Deleuze and Guattari suggest that a complex relationship exists between operations that “striate” space and those that “smooth” it, the former seeking control and order, the latter acting to deterritorialise. The smooth is the space of the Nomad, fluid, a line of flight, they argue, while “the city is the striated par excellence”. In the case of Melbourne, however, it could be argued that it is the act of physical striation by settlers that deterritorialises Aboriginal presence. Furthermore, Aboriginal placemaking operations were not simply smooth; their striations were less visible but equally organising.
Although interested in multiplicities and complexities rather than
binary distinctions, Deleuze and Guattari focus on comparing these opposites rather than the “defacto mixes, the passages from one to the other” that they assert more accurately reflect reality. This paper will interrogate the complex interrelations of the smooth and striated in Aboriginal place-making practices in light of new knowledge of ancient Aboriginal occupation of the land, post-colonial acts of resistance and traditional cultural practices, such as the quilting and inscription of possum skins, that seem to be both striated and smooth operations. This research is part of a current body of work underway on an ARC Linkage Grant, Indigenous Placemaking in Melbourne, with Melbourne City Council Indigenous Arts Program, the Victorian Traditional Owners Land Justice Group and Reconciliation Victoria. Its aim is to advance the concept of a gathering place and cultural centre in Melbourne for Aboriginals from around the state and to research the placemaking practices that might inform it.

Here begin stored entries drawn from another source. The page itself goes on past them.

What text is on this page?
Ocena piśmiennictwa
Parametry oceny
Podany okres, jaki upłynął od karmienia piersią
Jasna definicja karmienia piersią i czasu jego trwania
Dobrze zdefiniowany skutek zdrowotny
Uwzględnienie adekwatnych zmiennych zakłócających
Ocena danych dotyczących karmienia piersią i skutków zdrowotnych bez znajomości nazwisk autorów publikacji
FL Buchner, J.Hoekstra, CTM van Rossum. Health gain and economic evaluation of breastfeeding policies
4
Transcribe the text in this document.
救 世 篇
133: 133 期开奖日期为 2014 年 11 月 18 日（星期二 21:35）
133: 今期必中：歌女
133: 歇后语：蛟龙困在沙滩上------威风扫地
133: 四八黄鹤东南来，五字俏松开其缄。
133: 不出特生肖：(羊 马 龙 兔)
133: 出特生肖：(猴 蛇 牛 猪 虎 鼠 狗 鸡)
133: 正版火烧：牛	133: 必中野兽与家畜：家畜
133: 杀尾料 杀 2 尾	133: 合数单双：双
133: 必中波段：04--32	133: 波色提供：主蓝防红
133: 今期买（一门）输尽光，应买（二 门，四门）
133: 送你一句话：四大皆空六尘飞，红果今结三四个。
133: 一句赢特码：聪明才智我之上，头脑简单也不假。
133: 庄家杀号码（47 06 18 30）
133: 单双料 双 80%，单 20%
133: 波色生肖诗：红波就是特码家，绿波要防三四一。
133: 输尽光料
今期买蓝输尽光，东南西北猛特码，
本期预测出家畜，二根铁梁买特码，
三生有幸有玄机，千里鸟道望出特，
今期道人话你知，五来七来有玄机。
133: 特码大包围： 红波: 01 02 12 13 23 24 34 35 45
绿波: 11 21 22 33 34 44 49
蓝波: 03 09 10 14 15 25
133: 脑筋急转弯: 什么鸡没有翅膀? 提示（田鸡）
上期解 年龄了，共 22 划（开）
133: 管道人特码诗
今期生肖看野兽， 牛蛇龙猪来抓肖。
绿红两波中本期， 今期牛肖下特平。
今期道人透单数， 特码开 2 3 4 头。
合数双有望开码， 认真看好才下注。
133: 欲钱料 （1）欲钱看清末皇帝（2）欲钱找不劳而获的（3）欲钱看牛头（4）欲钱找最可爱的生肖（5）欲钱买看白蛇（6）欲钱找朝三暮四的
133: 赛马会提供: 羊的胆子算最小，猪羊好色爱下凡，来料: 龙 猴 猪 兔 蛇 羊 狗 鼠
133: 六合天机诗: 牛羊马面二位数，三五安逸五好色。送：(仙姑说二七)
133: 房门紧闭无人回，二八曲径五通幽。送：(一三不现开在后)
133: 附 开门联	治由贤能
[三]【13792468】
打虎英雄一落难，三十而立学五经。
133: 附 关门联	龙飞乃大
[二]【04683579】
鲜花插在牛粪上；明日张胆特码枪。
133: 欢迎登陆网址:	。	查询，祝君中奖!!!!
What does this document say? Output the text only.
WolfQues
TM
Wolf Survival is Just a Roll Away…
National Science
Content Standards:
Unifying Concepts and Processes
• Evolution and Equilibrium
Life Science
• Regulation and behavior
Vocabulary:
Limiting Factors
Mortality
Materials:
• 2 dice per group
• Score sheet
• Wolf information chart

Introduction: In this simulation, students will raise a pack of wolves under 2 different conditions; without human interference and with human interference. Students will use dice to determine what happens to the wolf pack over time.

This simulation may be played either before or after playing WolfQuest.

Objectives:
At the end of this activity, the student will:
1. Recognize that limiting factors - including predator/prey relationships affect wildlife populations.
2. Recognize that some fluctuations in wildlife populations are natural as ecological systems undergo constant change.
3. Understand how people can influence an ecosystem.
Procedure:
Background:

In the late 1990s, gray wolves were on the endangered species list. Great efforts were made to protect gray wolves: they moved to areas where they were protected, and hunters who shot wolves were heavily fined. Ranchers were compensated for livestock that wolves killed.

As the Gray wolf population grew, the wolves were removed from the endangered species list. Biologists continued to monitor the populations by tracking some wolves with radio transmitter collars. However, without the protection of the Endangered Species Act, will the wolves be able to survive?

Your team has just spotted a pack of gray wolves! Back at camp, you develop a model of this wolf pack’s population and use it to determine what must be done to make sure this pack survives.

JANET McGRAW and NAOMI TOOTELL will be presenting this research. Janet is a senior lecturer in architectural design and practice at the University of Melbourne is a chief investigator practicing architect and creative researcher. Naomi Tootell, currently doing a PhD on the role of the non-indigenous collaborator on creative projects with Aboriginal people, is a Research Assistant on the grant. The research team includes Emily Potter, a cultural theorist at Deakin University, Anoma Pieris, an architectural historian at the University of Melbourne, and Graham Brawn, Emeritus Professor and architectural practitioner. Research assistant Carolynne Baker, currently working on a PhD on Indigenous Cultural Centres, adds further depth. Our methodologies are therefore multiple and dialogic, taking in history, cultural theory and creative collaborative research.